Quand une situation familiale compliquée le confronte à des difficultés financières et qu’il voit fleurir dans les vitrines des librairies le bestseller d’une collègue autrice noire, un roman intitulé We’s Lives in Da Ghetto (!), il entreprend d’écrire, en une nuit éthylique corrosive, My Pafology (re- !), une sorte de décalque du roman nauséeux de sa collègue qu’il signe Stagg R. Leigh, œuvre-pastiche sur un jeune Noir de banlieue qui ne cesse de perpétuer la violence que le monde lui fait subir.
C’est le paratexte du texte enchâssé qui nous fait comprendre la nature problématique de telles œuvres : Si elles suscitent un certain engouement dans le milieu éditorial, c’est parce qu’elles permettent à un lectorat souvent blanc de compatir par procuration, de purger sa propre mauvaise conscience en se rassurant sur le fait que, bien qu’ayant la même couleur de peau que les bourreaux, on se situe du bon côté des choses. Pour preuve : Une fois My Pafology publié, les critiques s’enthousiasment, qui chantent entre autres « the energy and savagery of the common black » dépeinte dans le roman.
Comment écrire sur le racisme sans donner trop de voix aux persécuteurs, comment éviter qu’en reproduisant par la mimésis la haine que l’auteur observe au quotidien, la fiction ne redouble la douleur de plus d’un siècle de lynchages et de persécutions, comment échapper au cycle de violence, que faire quand la catharsis n’est plus qu’un cri de rage un peu facile ?
Ce sont des questions centrales à toute l’œuvre de Percival Everett, qui se situe aux antipodes de My Pafology, œuvre-pastiche intercalée comme un anti-art poétique au centre de son génial Erasure1 : pour Everett, de tels textes effacent la réalité, invisibilisent le racisme américain en le dissolvant dans une soupe narrative voyeuriste et complaisante, qui fonctionne selon des lois narratives pratiquées depuis des décennies par des hommes blancs et, surtout, n’ébranlent en rien les fondements d’une société qui continue à perpétuer ce que ces fictions ne dénoncent que mollement. Si Everett emprunte souvent à l’avant-garde2, c’est aussi pour donner à lire une autre histoire de son pays – et d’échapper à une mimésis qui bien trop longtemps s’est contentée, en copiant le réel, à importer en fiction la haine raciale.

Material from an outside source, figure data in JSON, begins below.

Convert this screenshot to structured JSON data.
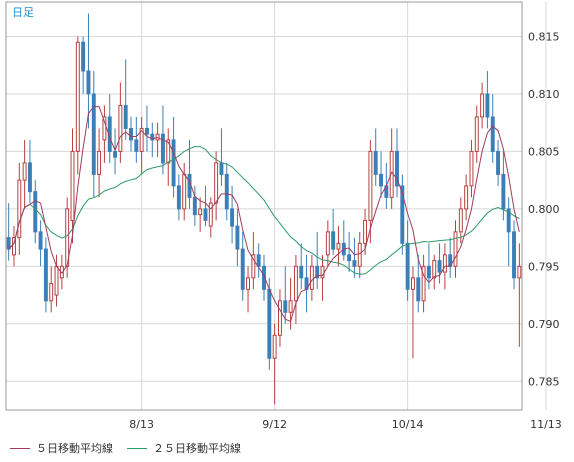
{
  "period_label": "日足",
  "legend": {
    "ma5_label": "５日移動平均線",
    "ma25_label": "２５日移動平均線"
  },
  "colors": {
    "up": "#ffffff",
    "up_border": "#b84040",
    "down": "#3c7fb8",
    "wick": "#b84040",
    "ma5": "#a03c5a",
    "ma25": "#2e9a6a",
    "grid": "#d8d8d8",
    "axis": "#999999",
    "frame": "#999999"
  },
  "chart_data": {
    "type": "candlestick",
    "y_ticks": [
      "0.815",
      "0.810",
      "0.805",
      "0.800",
      "0.795",
      "0.790",
      "0.785"
    ],
    "ylim": [
      0.7825,
      0.818
    ],
    "x_ticks": [
      {
        "label": "8/13",
        "index": 25
      },
      {
        "label": "9/12",
        "index": 50
      },
      {
        "label": "10/14",
        "index": 75
      },
      {
        "label": "11/13",
        "index": 101
      }
    ],
    "candles": [
      [
        0.7975,
        0.8005,
        0.7955,
        0.7965
      ],
      [
        0.796,
        0.7985,
        0.795,
        0.7975
      ],
      [
        0.7975,
        0.804,
        0.796,
        0.8025
      ],
      [
        0.8025,
        0.806,
        0.8,
        0.804
      ],
      [
        0.804,
        0.806,
        0.8005,
        0.8015
      ],
      [
        0.8015,
        0.8025,
        0.797,
        0.798
      ],
      [
        0.798,
        0.799,
        0.795,
        0.7965
      ],
      [
        0.7965,
        0.7975,
        0.791,
        0.792
      ],
      [
        0.792,
        0.795,
        0.791,
        0.7935
      ],
      [
        0.7925,
        0.796,
        0.7915,
        0.795
      ],
      [
        0.794,
        0.796,
        0.793,
        0.795
      ],
      [
        0.795,
        0.801,
        0.794,
        0.8
      ],
      [
        0.799,
        0.807,
        0.797,
        0.805
      ],
      [
        0.805,
        0.815,
        0.803,
        0.8145
      ],
      [
        0.8145,
        0.815,
        0.81,
        0.812
      ],
      [
        0.812,
        0.817,
        0.807,
        0.81
      ],
      [
        0.81,
        0.812,
        0.801,
        0.803
      ],
      [
        0.803,
        0.807,
        0.801,
        0.805
      ],
      [
        0.806,
        0.809,
        0.804,
        0.808
      ],
      [
        0.808,
        0.81,
        0.804,
        0.805
      ],
      [
        0.805,
        0.807,
        0.803,
        0.8045
      ],
      [
        0.805,
        0.811,
        0.804,
        0.809
      ],
      [
        0.809,
        0.813,
        0.806,
        0.807
      ],
      [
        0.807,
        0.808,
        0.805,
        0.806
      ],
      [
        0.806,
        0.808,
        0.804,
        0.805
      ],
      [
        0.805,
        0.808,
        0.803,
        0.807
      ],
      [
        0.807,
        0.809,
        0.805,
        0.8065
      ],
      [
        0.8065,
        0.8075,
        0.8045,
        0.806
      ],
      [
        0.806,
        0.8075,
        0.8045,
        0.8065
      ],
      [
        0.8065,
        0.809,
        0.803,
        0.804
      ],
      [
        0.804,
        0.807,
        0.802,
        0.806
      ],
      [
        0.806,
        0.808,
        0.801,
        0.802
      ],
      [
        0.802,
        0.803,
        0.799,
        0.8
      ],
      [
        0.8,
        0.804,
        0.799,
        0.803
      ],
      [
        0.803,
        0.806,
        0.8,
        0.801
      ],
      [
        0.801,
        0.802,
        0.7985,
        0.7995
      ],
      [
        0.7995,
        0.801,
        0.798,
        0.8
      ],
      [
        0.8,
        0.802,
        0.7985,
        0.799
      ],
      [
        0.7985,
        0.801,
        0.7975,
        0.8005
      ],
      [
        0.8005,
        0.805,
        0.799,
        0.804
      ],
      [
        0.804,
        0.807,
        0.802,
        0.803
      ],
      [
        0.803,
        0.804,
        0.799,
        0.8
      ],
      [
        0.8,
        0.802,
        0.797,
        0.7985
      ],
      [
        0.7985,
        0.8,
        0.795,
        0.7965
      ],
      [
        0.7965,
        0.798,
        0.792,
        0.793
      ],
      [
        0.793,
        0.795,
        0.791,
        0.794
      ],
      [
        0.794,
        0.798,
        0.793,
        0.796
      ],
      [
        0.796,
        0.797,
        0.794,
        0.795
      ],
      [
        0.795,
        0.796,
        0.792,
        0.793
      ],
      [
        0.793,
        0.794,
        0.786,
        0.787
      ],
      [
        0.787,
        0.79,
        0.783,
        0.789
      ],
      [
        0.789,
        0.793,
        0.788,
        0.792
      ],
      [
        0.792,
        0.795,
        0.79,
        0.791
      ],
      [
        0.791,
        0.794,
        0.7895,
        0.792
      ],
      [
        0.792,
        0.796,
        0.79,
        0.795
      ],
      [
        0.795,
        0.797,
        0.793,
        0.794
      ],
      [
        0.794,
        0.796,
        0.791,
        0.793
      ],
      [
        0.793,
        0.796,
        0.792,
        0.795
      ],
      [
        0.795,
        0.798,
        0.793,
        0.794
      ],
      [
        0.794,
        0.796,
        0.792,
        0.795
      ],
      [
        0.796,
        0.799,
        0.795,
        0.798
      ],
      [
        0.798,
        0.8,
        0.796,
        0.7965
      ],
      [
        0.7965,
        0.7985,
        0.795,
        0.797
      ],
      [
        0.797,
        0.799,
        0.7955,
        0.796
      ],
      [
        0.796,
        0.798,
        0.7945,
        0.7955
      ],
      [
        0.7955,
        0.7975,
        0.794,
        0.795
      ],
      [
        0.795,
        0.798,
        0.794,
        0.797
      ],
      [
        0.797,
        0.8,
        0.796,
        0.799
      ],
      [
        0.799,
        0.806,
        0.797,
        0.805
      ],
      [
        0.805,
        0.807,
        0.802,
        0.803
      ],
      [
        0.803,
        0.805,
        0.801,
        0.802
      ],
      [
        0.802,
        0.804,
        0.8,
        0.801
      ],
      [
        0.801,
        0.807,
        0.8,
        0.805
      ],
      [
        0.805,
        0.807,
        0.801,
        0.802
      ],
      [
        0.802,
        0.803,
        0.796,
        0.797
      ],
      [
        0.797,
        0.799,
        0.792,
        0.793
      ],
      [
        0.793,
        0.795,
        0.787,
        0.794
      ],
      [
        0.794,
        0.796,
        0.791,
        0.792
      ],
      [
        0.792,
        0.796,
        0.791,
        0.795
      ],
      [
        0.795,
        0.797,
        0.793,
        0.794
      ],
      [
        0.794,
        0.796,
        0.793,
        0.7955
      ],
      [
        0.7955,
        0.797,
        0.7935,
        0.7945
      ],
      [
        0.7945,
        0.797,
        0.793,
        0.796
      ],
      [
        0.796,
        0.7975,
        0.794,
        0.795
      ],
      [
        0.795,
        0.799,
        0.794,
        0.798
      ],
      [
        0.798,
        0.801,
        0.797,
        0.8
      ],
      [
        0.8,
        0.803,
        0.799,
        0.802
      ],
      [
        0.802,
        0.806,
        0.801,
        0.805
      ],
      [
        0.805,
        0.809,
        0.804,
        0.808
      ],
      [
        0.808,
        0.811,
        0.807,
        0.81
      ],
      [
        0.81,
        0.812,
        0.807,
        0.808
      ],
      [
        0.808,
        0.81,
        0.804,
        0.805
      ],
      [
        0.805,
        0.806,
        0.802,
        0.803
      ],
      [
        0.803,
        0.805,
        0.799,
        0.8
      ],
      [
        0.8,
        0.801,
        0.795,
        0.798
      ],
      [
        0.798,
        0.799,
        0.793,
        0.794
      ],
      [
        0.794,
        0.797,
        0.788,
        0.795
      ]
    ]
  }
}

L’œuvre de Percival Everett, riche, impressionnante3, se situe au confluent de cette tension entre la volonté de dénoncer infatigablement la haine raciale et celle de simplement se revendiquer de cette autre appartenance qui est la sienne, celle d’un intellectuel qui s’inscrit dans une approche critique du poststructuralisme, d’un écrivain aussi insaisissable que le sont parfois ses narrateurs. Après tout, le personnage principal de I Am Not Sidney Poitiers s’appelle Not Sidney (nom de famille : Poitiers) et, à la fin du roman, il trouve enfin l’épitaphe qu’il veut faire graver sur la tombe d’une mère perdue trop tôt et qui lui plaît au point qu’il se la réservera pour la sienne, aussi : « I am not myself today ».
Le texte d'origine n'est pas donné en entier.